Quanto possa essere concreto questo rapporto con Londra è dimostrato dai fatti di 22 anni fa. Nel 2004, alcuni abitanti di Pit­cairn, tra cui uomini che ricoprivano cariche importanti, sono comparsi davanti a un tribunale britannico con l’accusa di abusi sessuali commessi in molti casi anche contro dei minori. In una comunità di poche decine di persone, gli imputati rappresentavano una parte consistente degli uomini adulti. È stato necessario far arrivare sull’isola giudici, avvocati e costruire un centro di detenzione provvisorio. La difesa diceva che la legge britannica non andava applicata in quel contesto. Il tribunale ha deciso diversamente e ha emesso alcune condanne.

Parlando con uno dei funzionari responsabili dell’amministrazione di Pit­cairn mi ha colpito quanto la vicenda dei processi del 2004 continui a influenzare la vita dell’isola. E non si riferiva solo alla vicenda processuale, ma anche alla sfiducia di parte degli abitanti nei confronti delle autorità britanniche dopo quei processi.

L’isola di Henderson, arcipelago delle isole di Pit­cairn, 23 marzo 2026 (Galaxiid, Alamy)

Dall’esterno è facile presentare i fatti come la storia di uno stato di diritto che reagisce dopo anni di silenzio. Da vicino, però, il quadro è più complesso. La giustizia era necessaria, ma è stata amministrata dallo stesso impero che per decenni ha contribuito a creare il mito dell’isola incontaminata, per poi dover affrontare ciò che quel mito aveva contribuito a nascondere. Un paradiso che esige il silenzio delle proprie vittime non è più un paradiso.

Oggi si parla della presenza britannica a Pit­cairn per motivi diversi: la tutela degli oceani, della biodiversità e delle grandi riserve marine. Le acque che circondano l’isola rappresentano uno degli ecosistemi più preziosi del Pacifico. Ma cosa succede alla tutela ambientale quando diventa anche una questione di prestigio dello stato? I territori più remoti sono facili da presentare come prova di ecologismo: più ci si allontana dalla metropoli e più è semplice proteggere un’area oceanica vantandosi del proprio successo dal punto di vista ambientale.

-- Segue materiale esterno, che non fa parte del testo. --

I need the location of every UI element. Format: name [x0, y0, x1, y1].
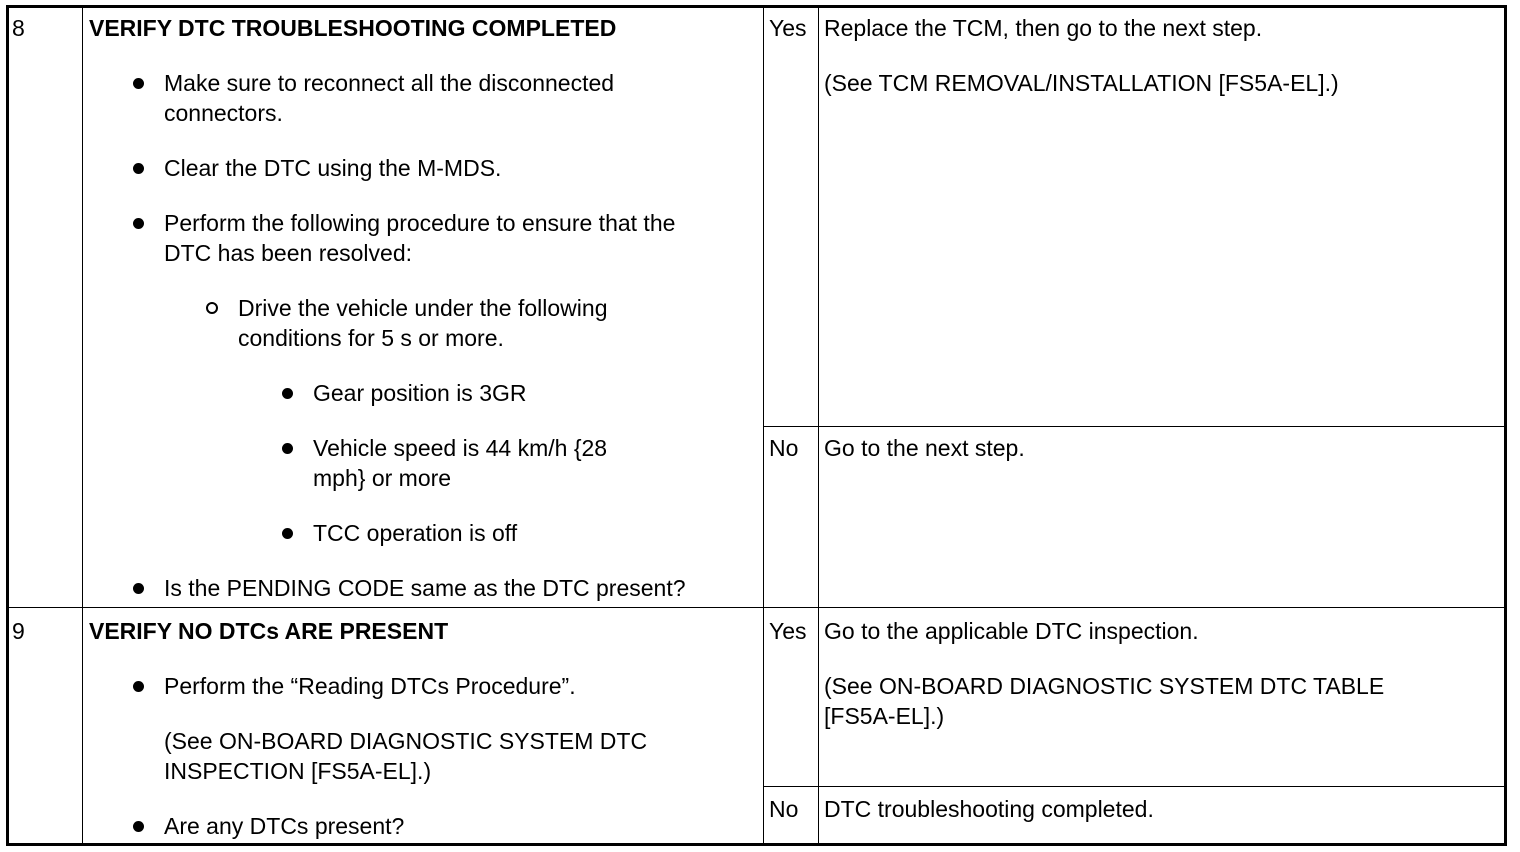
step-title: VERIFY DTC TROUBLESHOOTING COMPLETED	[89, 15, 617, 41]
answer-no-label: No	[769, 796, 799, 822]
instruction-reference-line1: (See ON-BOARD DIAGNOSTIC SYSTEM DTC	[164, 728, 648, 754]
bullet-icon	[133, 681, 144, 692]
bullet-icon	[133, 821, 144, 832]
instruction-reading-dtcs: Perform the “Reading DTCs Procedure”.	[164, 673, 576, 699]
table-border-left	[6, 5, 9, 846]
instruction-drive-line2: conditions for 5 s or more.	[238, 325, 504, 351]
condition-tcc: TCC operation is off	[313, 520, 518, 546]
bullet-icon	[133, 78, 144, 89]
condition-gear: Gear position is 3GR	[313, 380, 527, 406]
bullet-icon	[133, 218, 144, 229]
answer-yes-action: Go to the applicable DTC inspection.	[824, 618, 1199, 644]
answer-yes-label: Yes	[769, 618, 807, 644]
step-title: VERIFY NO DTCs ARE PRESENT	[89, 618, 449, 644]
condition-speed-line2: mph} or more	[313, 465, 452, 491]
instruction-perform-line1: Perform the following procedure to ensure that the	[164, 210, 676, 236]
bullet-icon	[282, 388, 293, 399]
answer-no-label: No	[769, 435, 799, 461]
answer-yes-action: Replace the TCM, then go to the next step.	[824, 15, 1263, 41]
condition-speed-line1: Vehicle speed is 44 km/h {28	[313, 435, 608, 461]
table-border-bottom	[6, 843, 1507, 846]
instruction-reconnect-line1: Make sure to reconnect all the disconnected	[164, 70, 615, 96]
bullet-icon	[133, 583, 144, 594]
step-number: 9	[12, 618, 25, 644]
instruction-clear-dtc: Clear the DTC using the M-MDS.	[164, 155, 502, 181]
row-divider-step8-yes-no	[763, 426, 1505, 427]
answer-yes-reference: (See TCM REMOVAL/INSTALLATION [FS5A-EL].)	[824, 70, 1339, 96]
question-pending-code: Is the PENDING CODE same as the DTC present?	[164, 575, 686, 601]
bullet-icon	[282, 443, 293, 454]
instruction-reference-line2: INSPECTION [FS5A-EL].)	[164, 758, 432, 784]
row-divider-step9-yes-no	[763, 786, 1505, 787]
instruction-reconnect-line2: connectors.	[164, 100, 283, 126]
instruction-drive-line1: Drive the vehicle under the following	[238, 295, 608, 321]
answer-no-action: DTC troubleshooting completed.	[824, 796, 1154, 822]
answer-yes-reference-line1: (See ON-BOARD DIAGNOSTIC SYSTEM DTC TABLE	[824, 673, 1385, 699]
answer-yes-label: Yes	[769, 15, 807, 41]
row-divider-step8-step9	[6, 607, 1506, 608]
bullet-icon	[133, 163, 144, 174]
column-divider-step	[82, 5, 83, 846]
step-number: 8	[12, 15, 25, 41]
answer-yes-reference-line2: [FS5A-EL].)	[824, 703, 945, 729]
instruction-perform-line2: DTC has been resolved:	[164, 240, 413, 266]
hollow-bullet-icon	[206, 302, 218, 314]
table-border-top	[6, 5, 1507, 8]
answer-no-action: Go to the next step.	[824, 435, 1025, 461]
question-dtcs-present: Are any DTCs present?	[164, 813, 405, 839]
bullet-icon	[282, 528, 293, 539]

Quello che è difficile capire è come si riflettono alcune decisioni sugli abitanti dell’isola, sul loro lavoro e sul loro futuro.

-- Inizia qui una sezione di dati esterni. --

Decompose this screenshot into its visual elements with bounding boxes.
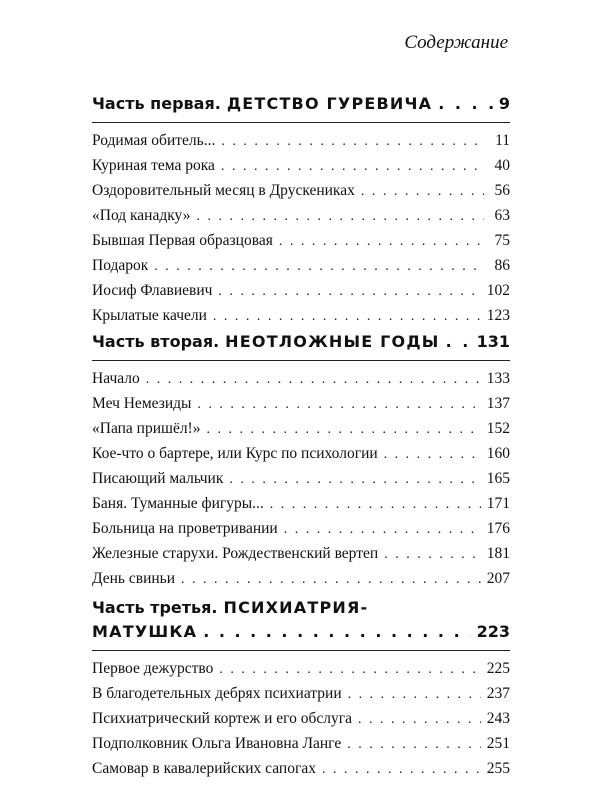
divider (92, 650, 510, 651)
entry-title: Иосиф Флавиевич (92, 282, 213, 299)
dot-leader (358, 708, 481, 732)
dot-leader (446, 330, 471, 354)
toc-entry[interactable] (92, 204, 510, 229)
entry-title: «Под канадку» (92, 207, 191, 224)
entry-page-number: 171 (486, 495, 510, 512)
dot-leader (438, 92, 493, 116)
entry-title: Больница на проветривании (92, 520, 278, 537)
entry-page-number: 207 (486, 570, 510, 587)
toc-part-3 (92, 596, 510, 782)
entry-title: Крылатые качели (92, 307, 207, 324)
entry-page-number: 40 (494, 157, 510, 174)
entry-page-number: 165 (486, 470, 510, 487)
toc-entry[interactable] (92, 392, 510, 417)
toc-entry[interactable] (92, 492, 510, 517)
entry-page-number: 255 (486, 760, 510, 777)
part-page-number: 9 (498, 94, 510, 113)
entry-page-number: 251 (486, 735, 510, 752)
entry-title: Оздоровительный месяц в Друскениках (92, 182, 355, 199)
dot-leader (221, 130, 484, 154)
toc-entry[interactable] (92, 417, 510, 442)
entry-title: Подполковник Ольга Ивановна Ланге (92, 735, 342, 752)
toc-entry[interactable] (92, 467, 510, 492)
part-page-number: 223 (476, 622, 510, 641)
toc-entry[interactable] (92, 707, 510, 732)
toc-entry[interactable] (92, 732, 510, 757)
dot-leader (146, 368, 481, 392)
entry-title: Кое-что о бартере, или Курс по психологии (92, 445, 378, 462)
entry-title: «Папа пришёл!» (92, 420, 201, 437)
part-prefix: Часть третья. (92, 598, 218, 617)
entry-title: Психиатрический кортеж и его обслуга (92, 710, 352, 727)
dot-leader (206, 418, 480, 442)
toc-entry[interactable] (92, 254, 510, 279)
entry-list (92, 129, 510, 329)
dot-leader (221, 155, 484, 179)
toc-entry[interactable] (92, 129, 510, 154)
part-heading[interactable] (92, 92, 510, 116)
entry-title: Бывшая Первая образцовая (92, 232, 273, 249)
toc-part-2 (92, 330, 510, 592)
entry-page-number: 225 (486, 660, 510, 677)
dot-leader (196, 205, 484, 229)
entry-title: Куриная тема рока (92, 157, 215, 174)
toc-entry[interactable] (92, 279, 510, 304)
divider (92, 122, 510, 123)
toc-entry[interactable] (92, 657, 510, 682)
part-title-line2: МАТУШКА (92, 622, 198, 641)
entry-title: Самовар в кавалерийских сапогах (92, 760, 316, 777)
part-heading-continued[interactable] (92, 620, 510, 644)
dot-leader (322, 758, 481, 782)
part-heading[interactable] (92, 330, 510, 354)
page-title: Содержание (404, 32, 508, 53)
dot-leader (218, 280, 480, 304)
part-page-number: 131 (476, 332, 510, 351)
toc-entry[interactable] (92, 542, 510, 567)
entry-list (92, 657, 510, 782)
entry-title: Писающий мальчик (92, 470, 224, 487)
entry-title: Начало (92, 370, 140, 387)
toc-entry[interactable] (92, 367, 510, 392)
entry-page-number: 86 (494, 257, 510, 274)
dot-leader (284, 518, 481, 542)
entry-title: День свиньи (92, 570, 176, 587)
dot-leader (203, 620, 470, 644)
toc-entry[interactable] (92, 682, 510, 707)
part-heading[interactable] (92, 596, 510, 620)
toc-entry[interactable] (92, 567, 510, 592)
entry-page-number: 243 (486, 710, 510, 727)
entry-title: Первое дежурство (92, 660, 214, 677)
entry-title: Железные старухи. Рождественский вертеп (92, 545, 379, 562)
entry-page-number: 63 (494, 207, 510, 224)
part-prefix: Часть первая. (92, 94, 221, 113)
entry-page-number: 133 (486, 370, 510, 387)
entry-title: Подарок (92, 257, 149, 274)
toc-entry[interactable] (92, 517, 510, 542)
part-title: ДЕТСТВО ГУРЕВИЧА (226, 94, 433, 113)
dot-leader (361, 180, 484, 204)
entry-title: Меч Немезиды (92, 395, 192, 412)
toc-entry[interactable] (92, 304, 510, 329)
entry-page-number: 102 (486, 282, 510, 299)
entry-page-number: 181 (486, 545, 510, 562)
part-prefix: Часть вторая. (92, 332, 220, 351)
toc-part-1 (92, 92, 510, 329)
dot-leader (347, 733, 481, 757)
part-title: НЕОТЛОЖНЫЕ ГОДЫ (225, 332, 440, 351)
entry-list (92, 367, 510, 592)
dot-leader (213, 305, 481, 329)
entry-page-number: 75 (494, 232, 510, 249)
entry-page-number: 160 (486, 445, 510, 462)
entry-title: Родимая обитель... (92, 132, 216, 149)
dot-leader (348, 683, 481, 707)
entry-page-number: 123 (486, 307, 510, 324)
divider (92, 360, 510, 361)
entry-page-number: 152 (486, 420, 510, 437)
entry-page-number: 137 (486, 395, 510, 412)
entry-page-number: 176 (486, 520, 510, 537)
dot-leader (270, 493, 481, 517)
dot-leader (197, 393, 480, 417)
dot-leader (279, 230, 484, 254)
entry-title: В благодетельных дебрях психиатрии (92, 685, 342, 702)
dot-leader (384, 443, 481, 467)
entry-page-number: 11 (495, 132, 510, 149)
dot-leader (219, 658, 480, 682)
dot-leader (154, 255, 484, 279)
entry-page-number: 237 (486, 685, 510, 702)
toc-entry[interactable] (92, 757, 510, 782)
dot-leader (384, 543, 481, 567)
entry-page-number: 56 (494, 182, 510, 199)
dot-leader (229, 468, 480, 492)
part-title-line1: ПСИХИАТРИЯ- (223, 598, 369, 617)
entry-title: Баня. Туманные фигуры... (92, 495, 264, 512)
toc-entry[interactable] (92, 442, 510, 467)
dot-leader (181, 568, 481, 592)
toc-entry[interactable] (92, 179, 510, 204)
toc-entry[interactable] (92, 154, 510, 179)
toc-entry[interactable] (92, 229, 510, 254)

Da anni il problema principale di Pit­cairn è quello demografico: gli abitanti invecchiano e i giovani se ne vanno. L’amministrazione cerca di attirararne di nuovi promuovendo l’isola come luogo ideale per chi vuole vivere lontano dalla confusione del mondo. Internet e le comunicazioni satellitari le hanno permesso di non essere più totalmente isolata: si possono mandare email, vendere prodotti locali e postare i suoi scorci sui social media. Il fatto di poter comunicare, però, non elimina la distanza geografica. Non può sostituire un ospedale, una scuola piena di bambini, un servizio di trasporto regolare o il mercato del lavoro.

Vedere tutto l’insieme

Il turismo rappresenta quindi sia un’opportunità sia un paradosso. Pit­cairn ha bisogno dei turisti, ma ciò che più affascina i viaggiatori è proprio il fatto che possano raggiungerla in pochi, con le rare navi da crociera e gli yacht. L’economia locale si sostiene con la vendita di prodotti artigianali, souvenir, alloggi e miele (che pare piacesse molto alla regina Elisabetta II). A queste entrate si aggiungono altre fonti di reddito: i francobolli (apprezzati dai collezionisti di tutto il mondo) e le tariffe per usare il dominio internet “.pn”. Pit­cairn riesce a trarre profitto dalla propria unicità.

L’immagine dell’isola, però, è spesso costruita da altri: il turista arriva attirato dal mito del Bounty e da quello dell’ultimo possedimento britannico nel Pacifico con una comunità ai confini del mondo. Proprio per questo Pit­cairn è più interessante della sua leggenda e sfugge a qualsiasi categoria. Non è solo un residuo del colonialismo: ha una sua storia, una lingua e una memoria. Ma non è neanche un luogo del tutto autonomo, perché la sua vita dipende dalle navi, da soldi e da interessi di persone che stanno altrove.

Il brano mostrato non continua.